I’m reminded of Jehoshaphat facing overwhelming odds against three enemy armies. His prayer reveals the heart of the hero’s journey: “We do not know what to do, but our eyes are on you.” That’s it! That’s the secret! The greatest heroes in God’s kingdom aren’t those who accomplished the most but those who surrendered the most. They aren’t the strongest but the most dependent. They aren’t the most talented but the most available. When you feel least equipped for the journey before you, you’re in the perfect position for God’s power to be displayed.
So what threshold is Christ asking you to cross today? What comfort zone is He calling you to leave? What conversation have you been avoiding? What gift have you been hiding? What dream have you been dismissing? What forgiveness have you been withholding?

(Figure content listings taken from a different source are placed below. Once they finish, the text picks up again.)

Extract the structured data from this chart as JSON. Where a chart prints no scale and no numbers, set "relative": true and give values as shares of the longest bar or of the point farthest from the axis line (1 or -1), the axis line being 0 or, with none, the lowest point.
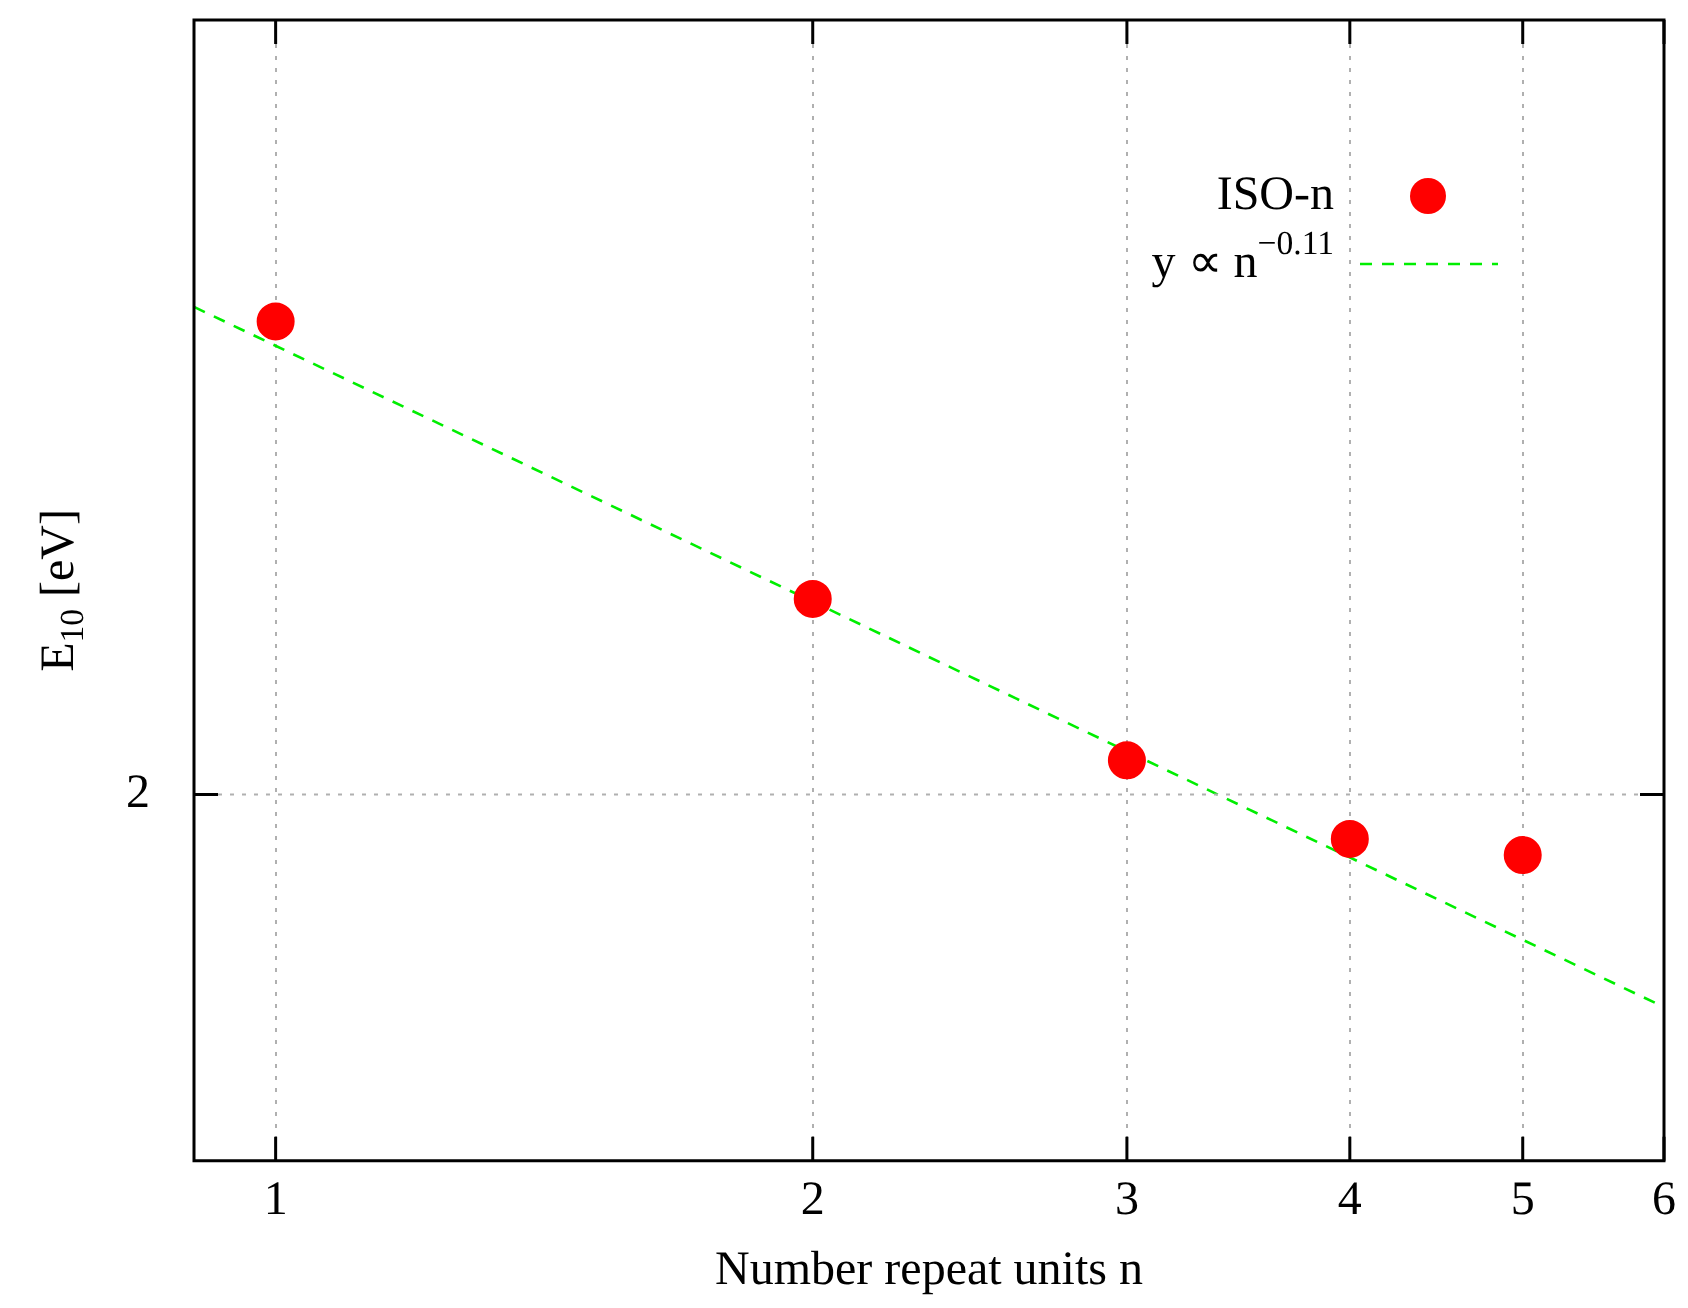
{
  "chart_data": {
    "type": "scatter",
    "xlabel": "Number repeat units n",
    "ylabel": "E$_{10}$ [eV]",
    "relative": true,
    "log": "x",
    "xlim": [
      0.9,
      6
    ],
    "xticks": [
      1,
      2,
      3,
      4,
      5,
      6
    ],
    "grid": "x",
    "legend": "top right",
    "series": [
      {
        "name": "ISO-n",
        "marker": "circle",
        "color": "#ff0000",
        "x": [
          1,
          2,
          3,
          4,
          5
        ],
        "values": [
          0.983,
          0.658,
          0.469,
          0.377,
          0.358
        ]
      },
      {
        "name": "y ∝ n$^{−0.11}$",
        "type": "line",
        "marker": "none",
        "color": "#00ee00",
        "line_style": "dashed",
        "x": [
          0.9,
          6
        ],
        "values": [
          1,
          0.18
        ]
      }
    ],
    "ref_lines": [
      {
        "axis": "y",
        "value": 0.429,
        "color": "#b0b0b0",
        "line_style": "dotted"
      }
    ],
    "annotations": [
      "2"
    ]
  }
}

Whatever it is, step out—not because you are sufficient, but because He is. Your hero’s journey awaits. And the story God wants to tell through your life is more beautiful, more powerful, and more redemptive than anything you could write for yourself.
In the end, we’ll discover that all our individual journeys are threads in the grand tapestry of God’s ultimate hero story—the incarnation, death, and resurrection of Jesus. Christ Himself embodied the ultimate hero’s journey: leaving heaven’s glory, crossing the threshold into human flesh, facing the ultimate trial at Calvary, experiencing the transformation of resurrection, and returning to heaven carrying humanity’s redemption with Him. And the beauty of this cosmic story is that He invites us not just to witness it but to participate in it. As we journey with Him, we become like Him. As we face our trials with Him, we share in His victory. As we die to self with Him, we experience His resurrection power. This is the magnificent invitation before us: to live not just any story, but the greatest story ever told.